Gender	Beer consumption in last week	Replaced by average	Replaced by average for genders
Average
Total	1.43	1.43	1.29
Males	2.25	2.09	2.25
Females	0.33	0.77	0.33
Male / Female	6.75	2.7	6.75
Standard deviation
Total	2.15	1.75	1.84
Males	2.63	2.31	2.28
Females	0.58	0.73	0.41

A second problem is that we have changed the relationship between our variables. Prior to replacing the missing values with the means, the research suggested that males consumed, on average, 6.75 times as much beer as females, but after we have replaced the missing values, a comparison of means leads to the conclusion that males only consume 2.70 times as much as females!

Standard implementations of regression and other predictive models

An alternative to using the average for imputation create a predictive model of some type. For example, we can see in the example above that gender is a predictor of beer consumption, and we can assign the missing values the average values for the genders, as shown in the final column of the table above.

While less problematic than simply replacing values with the means, this approach is still far from perfect. While the analysis now preserves the average differences between the genders, we still have a substantial reduction in the overall variation in the data, and even greater reductions in the standard deviations within each gender. The consequence of this is that we inadvertently exaggerate the true relationship between the predictor variables and the variable where the missing data is being replaced. In this example, we can see that the correlation between the two variables increases from .48 to .55.

Stochastic predictive models

The problem with the standard predictive models is that they ignore the uncertainty in the predictions. A sounder approach is to use stochastic models that rather than produce a single prediction for each person, instead calculate the probability of all possible results. Imputation is then performed by randomly selecting an observation from all of these possible results, with the probability of selection being proportional to the probability of the result occurring.

This can be done with any predictive technique. For example, if using linear regression, a draw from the normal distribution is used, with the predicted value as the mean and the standard error of the estimate as the standard deviation.

In practice, it is rare to use traditional predictive models, and they instead use specialty predictive models that have been tuned just for imputation. At the time of writing, MICE (Multiple Imputation by Chained Equations) is probably the most popular method for doing this. Prior to this, the most popular methods used mixtures models.
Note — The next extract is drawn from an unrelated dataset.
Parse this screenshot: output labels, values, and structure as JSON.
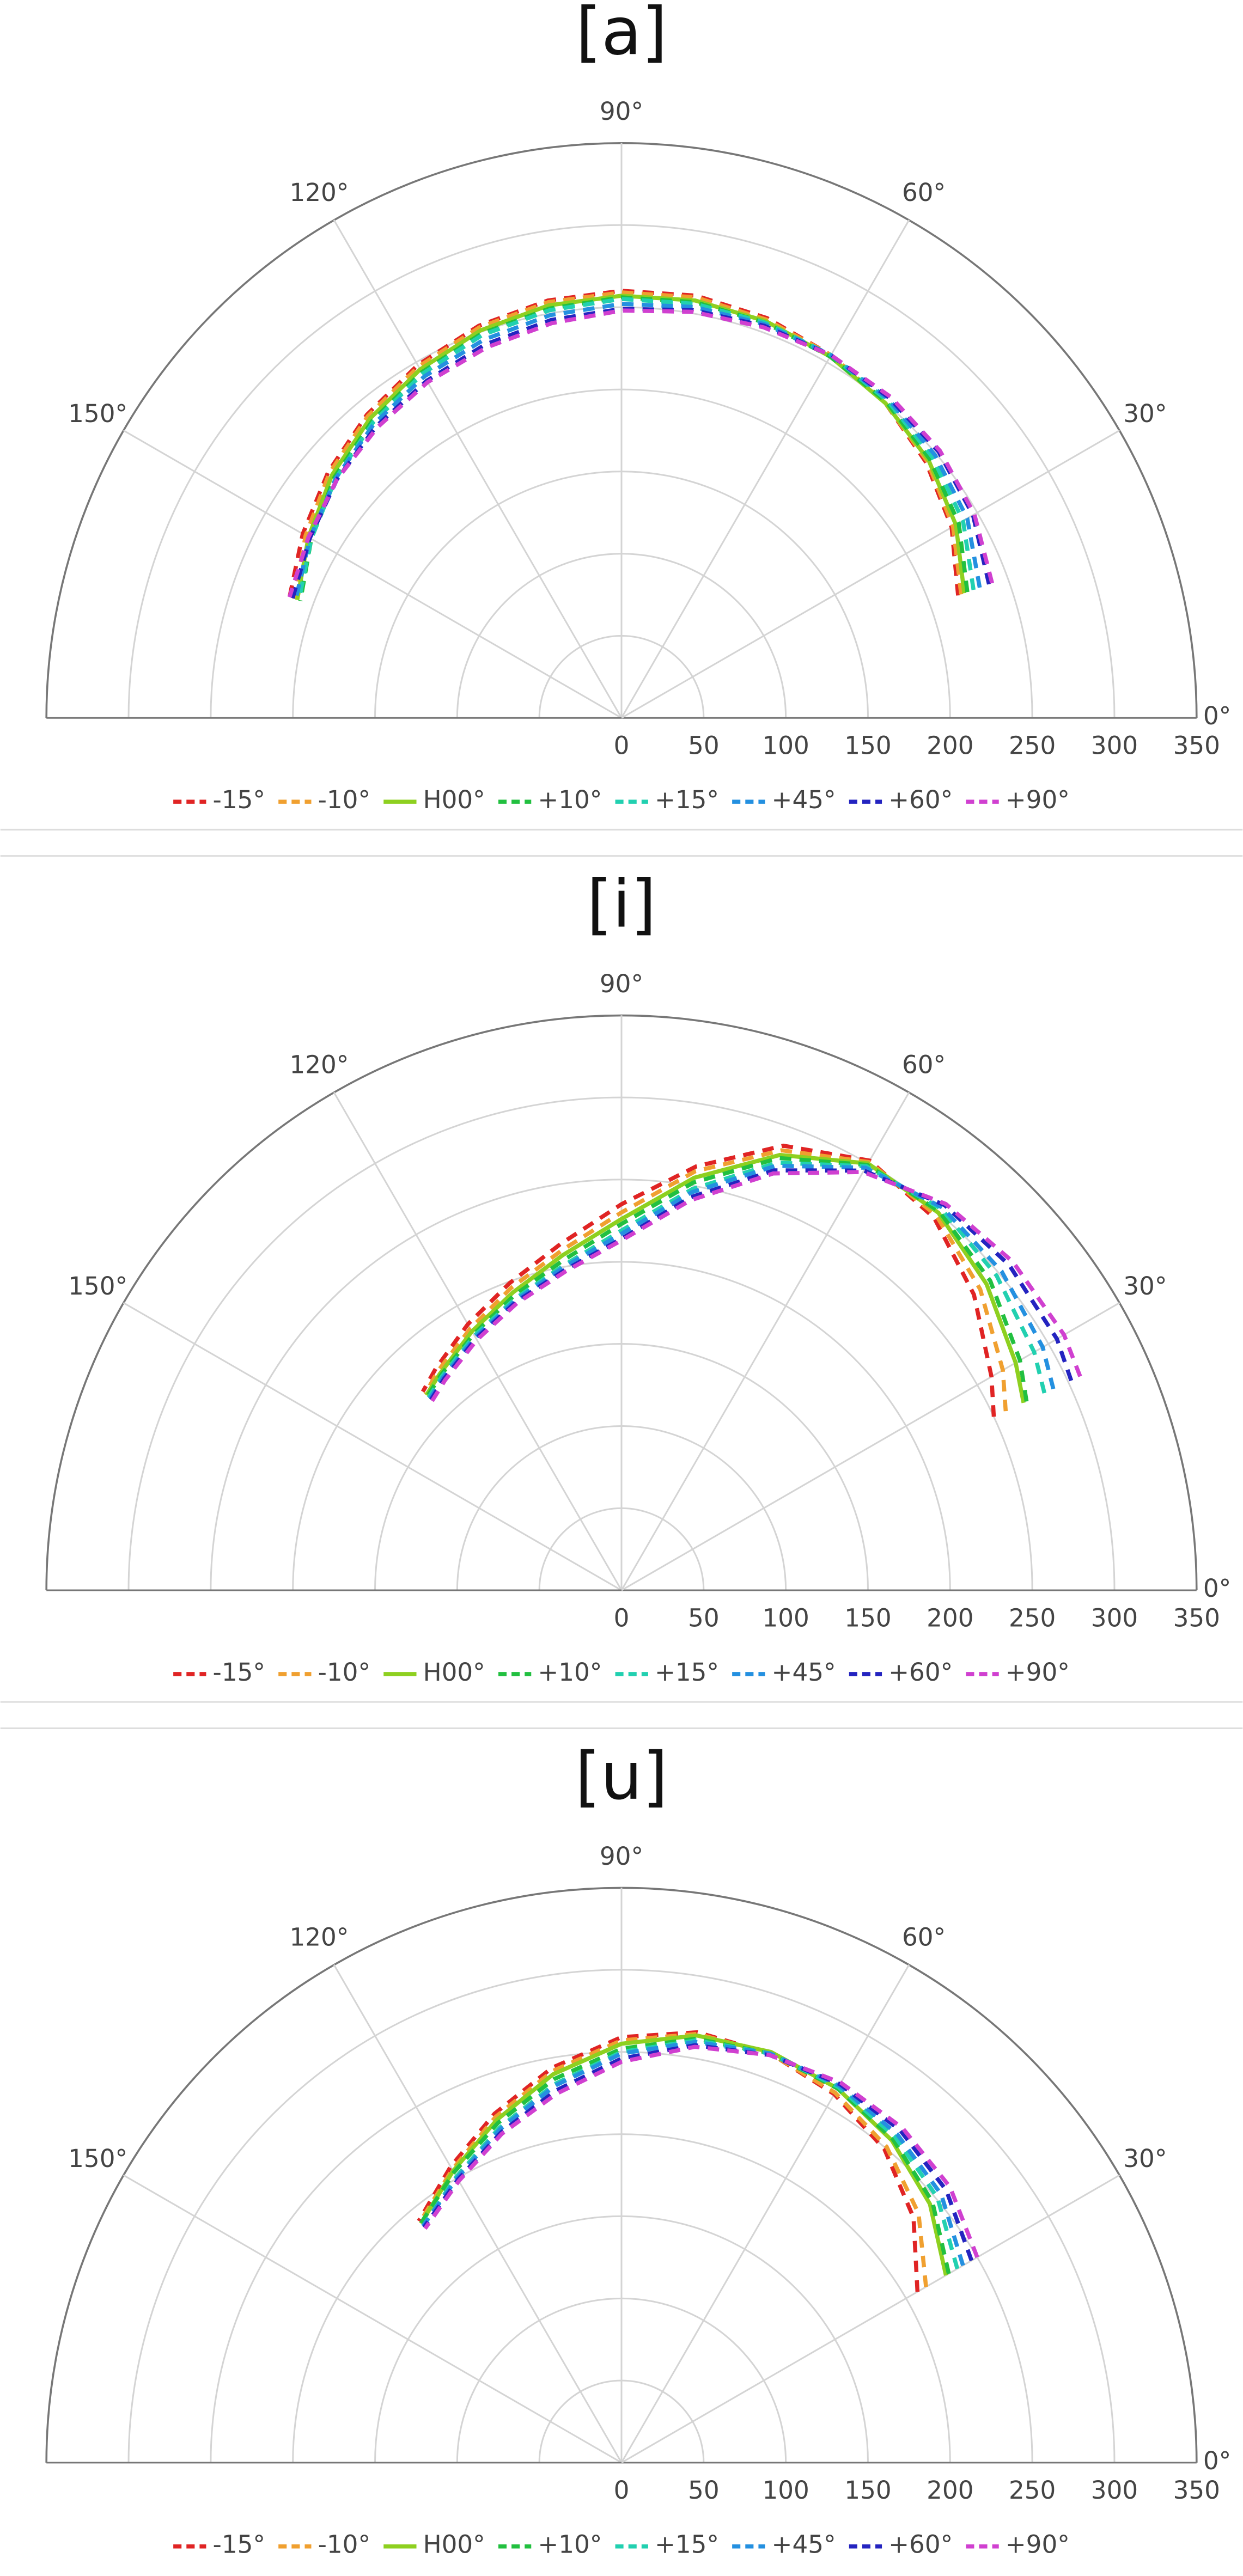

A problem with stochastic predictive models is that the process of taking a random draw to generate the imputed value introduces randomization into the data. A different random draw will cause the results to change.

Hot deck

An alternative to using stochastic predictive models is to input missing values using a hot deck. The basic idea is to:

Create some definition of similarity in a data set. For example, you may conclude that two cases are similar if they are the same age, gender, and geographic location.
Where a case has missing values, assign it a randomly selected value from a similar case.

This approach is relatively easy, but the imputations tend to be grossly inferior to those of stochastic predictive models, as the definitions of similarity are based on hunches, whereas predictive models are calibrated against the data. This approach also introduces randomness into the data.

Multiple imputation

Multiple imputation attempts to solve the problem of randomness being introduced via imputation. It does this by repeating the imputation multiple times (e.g., 10 times), each time using a different random number seed. This results in multiple data sets. Each of these sets is then analyzed and the results are consolidated. Most commonly this occurs with predictive models, such as regression, where:

The parameter estimates are obtained by calculating the average of the parameter estimates from the imputed data.
The standard errors are obtained by calculating the standard deviations of the parameter estimates, with an adjustment.

Multiple imputation is available in Displayr by setting Missing data to Multiple imputation.